L’ivresse bien tempérée à la vaudoise

Le mardi après-midi 25 novembre, le Grand Conseil vaudois s’est enlisé dans un débat marathon portant sur un objet dérisoire. Ce fut une application édifiante d’un principe énoncé jadis par l’immortel Northcote Parkinson : le travail se dilate pour occuper le temps disponible. Ainsi le conseil d’administration d’une entreprise accepte en cinq minutes l’achat d’un superordinateur car aucun administrateur n’est compétent et que tous gardent un silence prudent.

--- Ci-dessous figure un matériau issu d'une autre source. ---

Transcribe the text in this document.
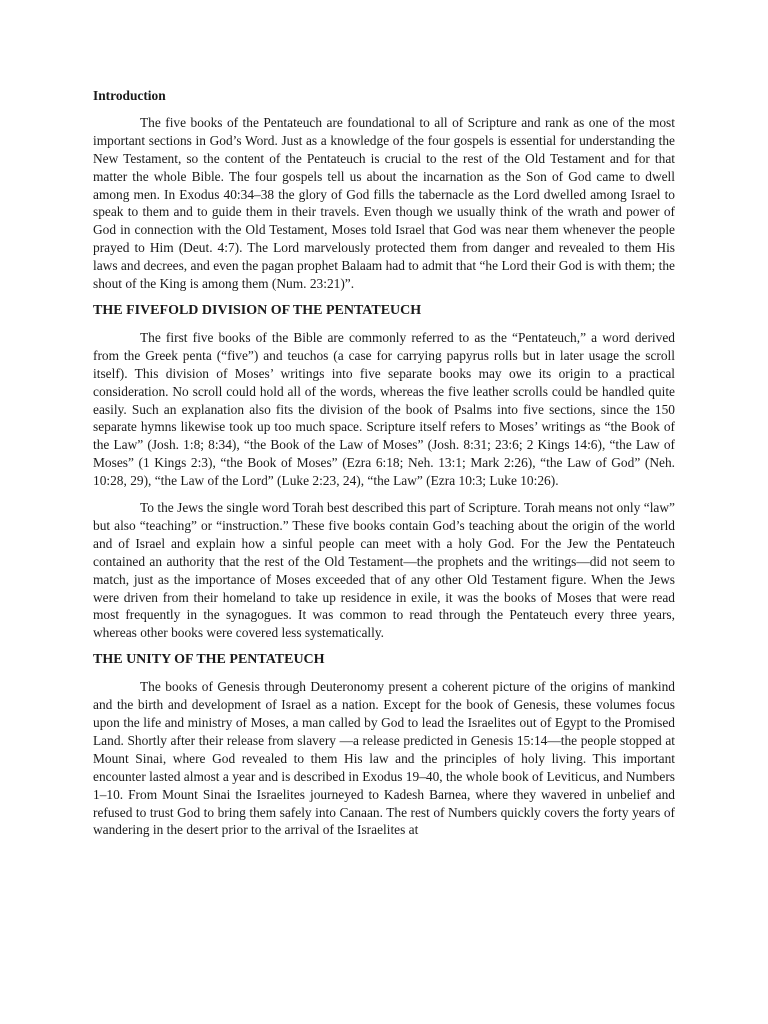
Introduction

The five books of the Pentateuch are foundational to all of Scripture and rank as one of the most important sections in God’s Word. Just as a knowledge of the four gospels is essential for understanding the New Testament, so the content of the Pentateuch is crucial to the rest of the Old Testament and for that matter the whole Bible. The four gospels tell us about the incarnation as the Son of God came to dwell among men. In Exodus 40:34–38 the glory of God fills the tabernacle as the Lord dwelled among Israel to speak to them and to guide them in their travels. Even though we usually think of the wrath and power of God in connection with the Old Testament, Moses told Israel that God was near them whenever the people prayed to Him (Deut. 4:7). The Lord marvelously protected them from danger and revealed to them His laws and decrees, and even the pagan prophet Balaam had to admit that “he Lord their God is with them; the shout of the King is among them (Num. 23:21)”.

THE FIVEFOLD DIVISION OF THE PENTATEUCH

The first five books of the Bible are commonly referred to as the “Pentateuch,” a word derived from the Greek penta (“five”) and teuchos (a case for carrying papyrus rolls but in later usage the scroll itself). This division of Moses’ writings into five separate books may owe its origin to a practical consideration. No scroll could hold all of the words, whereas the five leather scrolls could be handled quite easily. Such an explanation also fits the division of the book of Psalms into five sections, since the 150 separate hymns likewise took up too much space. Scripture itself refers to Moses’ writings as “the Book of the Law” (Josh. 1:8; 8:34), “the Book of the Law of Moses” (Josh. 8:31; 23:6; 2 Kings 14:6), “the Law of Moses” (1 Kings 2:3), “the Book of Moses” (Ezra 6:18; Neh. 13:1; Mark 2:26), “the Law of God” (Neh. 10:28, 29), “the Law of the Lord” (Luke 2:23, 24), “the Law” (Ezra 10:3; Luke 10:26).

To the Jews the single word Torah best described this part of Scripture. Torah means not only “law” but also “teaching” or “instruction.” These five books contain God’s teaching about the origin of the world and of Israel and explain how a sinful people can meet with a holy God. For the Jew the Pentateuch contained an authority that the rest of the Old Testament—the prophets and the writings—did not seem to match, just as the importance of Moses exceeded that of any other Old Testament figure. When the Jews were driven from their homeland to take up residence in exile, it was the books of Moses that were read most frequently in the synagogues. It was common to read through the Pentateuch every three years, whereas other books were covered less systematically.

THE UNITY OF THE PENTATEUCH

The books of Genesis through Deuteronomy present a coherent picture of the origins of mankind and the birth and development of Israel as a nation. Except for the book of Genesis, these volumes focus upon the life and ministry of Moses, a man called by God to lead the Israelites out of Egypt to the Promised Land. Shortly after their release from slavery —a release predicted in Genesis 15:14—the people stopped at Mount Sinai, where God revealed to them His law and the principles of holy living. This important encounter lasted almost a year and is described in Exodus 19–40, the whole book of Leviticus, and Numbers 1–10. From Mount Sinai the Israelites journeyed to Kadesh Barnea, where they wavered in unbelief and refused to trust God to bring them safely into Canaan. The rest of Numbers quickly covers the forty years of wandering in the desert prior to the arrival of the Israelites at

En revanche la distribution gratuite d’une tasse de café à dix heures du matin au personnel suscite un débat passionné, car tous les administrateurs savent ce que c’est qu’une tasse de café.

Le 25 novembre les députés vaudois se sont empoignés sur un sujet passionnant : la vente « à l’emporter » des boissons alcooliques doit-elle être limitée dans le temps et dans l’espace ? Faut-il interdire entre 20 heures et 6 heures la vente sur tout le canton ou bien entre 4 et 6 heures à Lausanne ? Entre ces propositions extrêmes tous les intermédiaires furent envisagés. Chacun y alla d’une déclaration la main sur le cœur invoquant tantôt la liberté du commerce et des citoyens, tantôt la protection de la santé des jeunes et de la tranquillité des dormeurs.

Bien entendu, cela n’interdit ni de vendre ces boissons dans les bars, ni de faire des provisions avant les heures interdites. Bien entendu, il ne fut pas question d’interdire la vente du vin, produit noble du terroir vaudois par opposition à la bière des barbares du Nord et à la vodka des arriérés de l’Est. Il n’est pas question d’interdire l’ébriété pourvu qu’elle profite aux tenanciers des bistrots et aux vignerons bien de chez nous. Il n’est pas question non plus de l’interdire aux jeunes gens nantis d’un sens de l’anticipation s’étendant sur plus que quelques minutes.

Oui à la biture planifiée par des individus au portefeuille bien garni, non au réflexe improvisé du minus désargenté. Oui au vin blanc, non au scotch. Le vice est admissible s’il s’accompagne d’un respect du commerce local. Les jeunes doivent apprendre à rester à leur place : aux âmes bien nées le privilège de l’éthylisme distingué, aux impécunieux l’obligation d’une vertueuse abstinence propice à leur fonction sociale de soutiers de l’abondance.

Jacques Neirynck

Jacques Neirynck est ingénieur, ancien conseiller national PDC et député au Grand Conseil vaudois, professeur honoraire de l'École polytechnique fédérale de Lausanne (EPFL), d'origine belge, de nationalité française et naturalisé suisse. Il exerce la profession d'écrivain.